Minimalist Monday
29 May 2006
Trisha Brown
Man Walking Down the Side of a Building (in the year 2006)
Video | Programme Notes | Performance Images | Credits

Trisha Brown, Man Walking Down the Side of a Building © Tate 2006
This performance on the façade of Tate Modern re-stages a groundbreaking dance piece made by the American choreographer Trisha Brown in 1970. In April of that year, Brown strapped a male dancer into a mountaineering harness and sent him walking down the façade of a seven storey building at 80 Wooster Street in Manhattan, New York.
Brown, one of the most widely acclaimed choreographers to emerge from the Postmodern era, first came to public notice when she began showing her work with the Judson Dance Theater in New York in the 1960s.

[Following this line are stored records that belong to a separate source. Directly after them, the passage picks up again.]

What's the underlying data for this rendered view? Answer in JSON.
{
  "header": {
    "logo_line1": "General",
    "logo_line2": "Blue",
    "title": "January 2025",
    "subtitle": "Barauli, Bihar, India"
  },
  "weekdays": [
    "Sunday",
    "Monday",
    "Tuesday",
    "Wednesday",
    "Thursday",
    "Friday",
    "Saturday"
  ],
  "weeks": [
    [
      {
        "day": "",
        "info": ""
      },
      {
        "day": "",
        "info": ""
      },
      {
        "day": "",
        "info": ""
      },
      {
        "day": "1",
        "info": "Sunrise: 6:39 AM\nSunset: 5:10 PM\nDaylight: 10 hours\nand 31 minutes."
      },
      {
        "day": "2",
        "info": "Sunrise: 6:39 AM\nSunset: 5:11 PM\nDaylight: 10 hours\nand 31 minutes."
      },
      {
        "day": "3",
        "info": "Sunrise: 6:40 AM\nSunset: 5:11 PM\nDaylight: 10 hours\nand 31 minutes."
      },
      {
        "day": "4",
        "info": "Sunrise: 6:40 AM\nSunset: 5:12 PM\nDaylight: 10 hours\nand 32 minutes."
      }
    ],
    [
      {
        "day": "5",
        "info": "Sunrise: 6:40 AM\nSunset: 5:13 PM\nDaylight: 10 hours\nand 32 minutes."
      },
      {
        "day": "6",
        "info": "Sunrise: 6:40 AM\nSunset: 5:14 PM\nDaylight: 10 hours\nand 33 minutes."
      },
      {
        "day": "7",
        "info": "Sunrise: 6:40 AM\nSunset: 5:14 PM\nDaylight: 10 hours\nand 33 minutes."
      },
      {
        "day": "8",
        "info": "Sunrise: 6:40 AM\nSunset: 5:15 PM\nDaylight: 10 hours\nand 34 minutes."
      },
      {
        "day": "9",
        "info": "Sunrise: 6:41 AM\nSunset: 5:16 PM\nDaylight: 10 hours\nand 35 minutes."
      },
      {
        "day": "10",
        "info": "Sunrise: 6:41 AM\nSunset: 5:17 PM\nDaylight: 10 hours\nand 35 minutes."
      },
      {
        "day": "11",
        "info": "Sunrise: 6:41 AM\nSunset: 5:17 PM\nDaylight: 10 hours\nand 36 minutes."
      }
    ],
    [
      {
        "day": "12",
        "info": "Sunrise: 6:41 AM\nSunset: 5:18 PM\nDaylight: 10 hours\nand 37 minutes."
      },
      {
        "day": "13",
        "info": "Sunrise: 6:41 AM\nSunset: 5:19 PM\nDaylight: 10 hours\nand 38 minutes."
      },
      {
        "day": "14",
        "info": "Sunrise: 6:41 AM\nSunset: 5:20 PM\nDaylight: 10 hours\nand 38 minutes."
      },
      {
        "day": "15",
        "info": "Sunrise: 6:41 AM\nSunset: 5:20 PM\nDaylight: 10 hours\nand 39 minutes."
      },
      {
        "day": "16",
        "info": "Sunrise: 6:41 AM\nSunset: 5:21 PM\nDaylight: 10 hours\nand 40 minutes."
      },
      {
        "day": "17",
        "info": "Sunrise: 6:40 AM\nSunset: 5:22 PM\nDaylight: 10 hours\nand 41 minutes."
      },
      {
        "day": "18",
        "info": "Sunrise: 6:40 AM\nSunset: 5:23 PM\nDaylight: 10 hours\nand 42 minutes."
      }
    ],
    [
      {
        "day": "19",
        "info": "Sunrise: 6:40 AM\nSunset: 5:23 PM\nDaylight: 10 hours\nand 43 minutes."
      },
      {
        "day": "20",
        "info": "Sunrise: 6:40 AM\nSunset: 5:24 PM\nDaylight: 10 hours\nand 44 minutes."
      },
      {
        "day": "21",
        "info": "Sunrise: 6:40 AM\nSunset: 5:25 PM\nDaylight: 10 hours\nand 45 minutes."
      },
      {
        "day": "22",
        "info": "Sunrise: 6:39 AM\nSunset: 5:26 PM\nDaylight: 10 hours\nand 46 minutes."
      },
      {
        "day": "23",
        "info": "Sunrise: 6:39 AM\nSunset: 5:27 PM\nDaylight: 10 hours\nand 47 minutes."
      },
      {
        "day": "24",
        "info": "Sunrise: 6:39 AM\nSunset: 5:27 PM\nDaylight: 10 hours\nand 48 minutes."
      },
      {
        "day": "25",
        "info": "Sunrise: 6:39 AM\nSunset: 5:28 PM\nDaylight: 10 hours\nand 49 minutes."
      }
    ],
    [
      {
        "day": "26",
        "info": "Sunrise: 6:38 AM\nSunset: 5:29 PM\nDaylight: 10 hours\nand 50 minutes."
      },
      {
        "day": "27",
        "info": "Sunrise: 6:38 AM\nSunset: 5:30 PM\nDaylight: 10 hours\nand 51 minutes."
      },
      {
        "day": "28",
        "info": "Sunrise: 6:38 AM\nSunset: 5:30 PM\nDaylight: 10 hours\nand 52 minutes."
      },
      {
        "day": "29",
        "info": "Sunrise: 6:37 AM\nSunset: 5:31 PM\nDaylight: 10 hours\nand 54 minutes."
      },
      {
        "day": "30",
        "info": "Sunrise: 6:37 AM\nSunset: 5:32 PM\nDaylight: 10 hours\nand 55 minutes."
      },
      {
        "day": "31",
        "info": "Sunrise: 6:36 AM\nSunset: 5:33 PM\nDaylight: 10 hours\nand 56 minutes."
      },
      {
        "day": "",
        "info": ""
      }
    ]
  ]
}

Along with like-minded artists including Yvonne Rainer and Steve Paxton, she radically pushed the limits of what could be considered appropriate movement for contemporary dance. In common, these choreographers were interested in stripping dance of its illusionistic ‘magic’ and narrative to foreground the real weight and presence of the body and, in parallel with Minimalist artists’ use of industrial materials and simple shapes, they concentrated on treating simple tasks as the basis for movement, using ordinary objects as props.
In Man Walking Down the Side of a Building, Brown was interested in creating 'a situation and an activity with a beginning, middle, and end,' thereby 'reducing the plethora of options available to artists at that time.' In the same period, she made a number of other site-specific works in the city including Roof Piece (1973) in which a number of dancers were positioned across the roof tops of the New York skyline, and Woman Walking Down a Ladder (also 1973) in which a female dancer walks down the ladder from one of city’s famous water towers.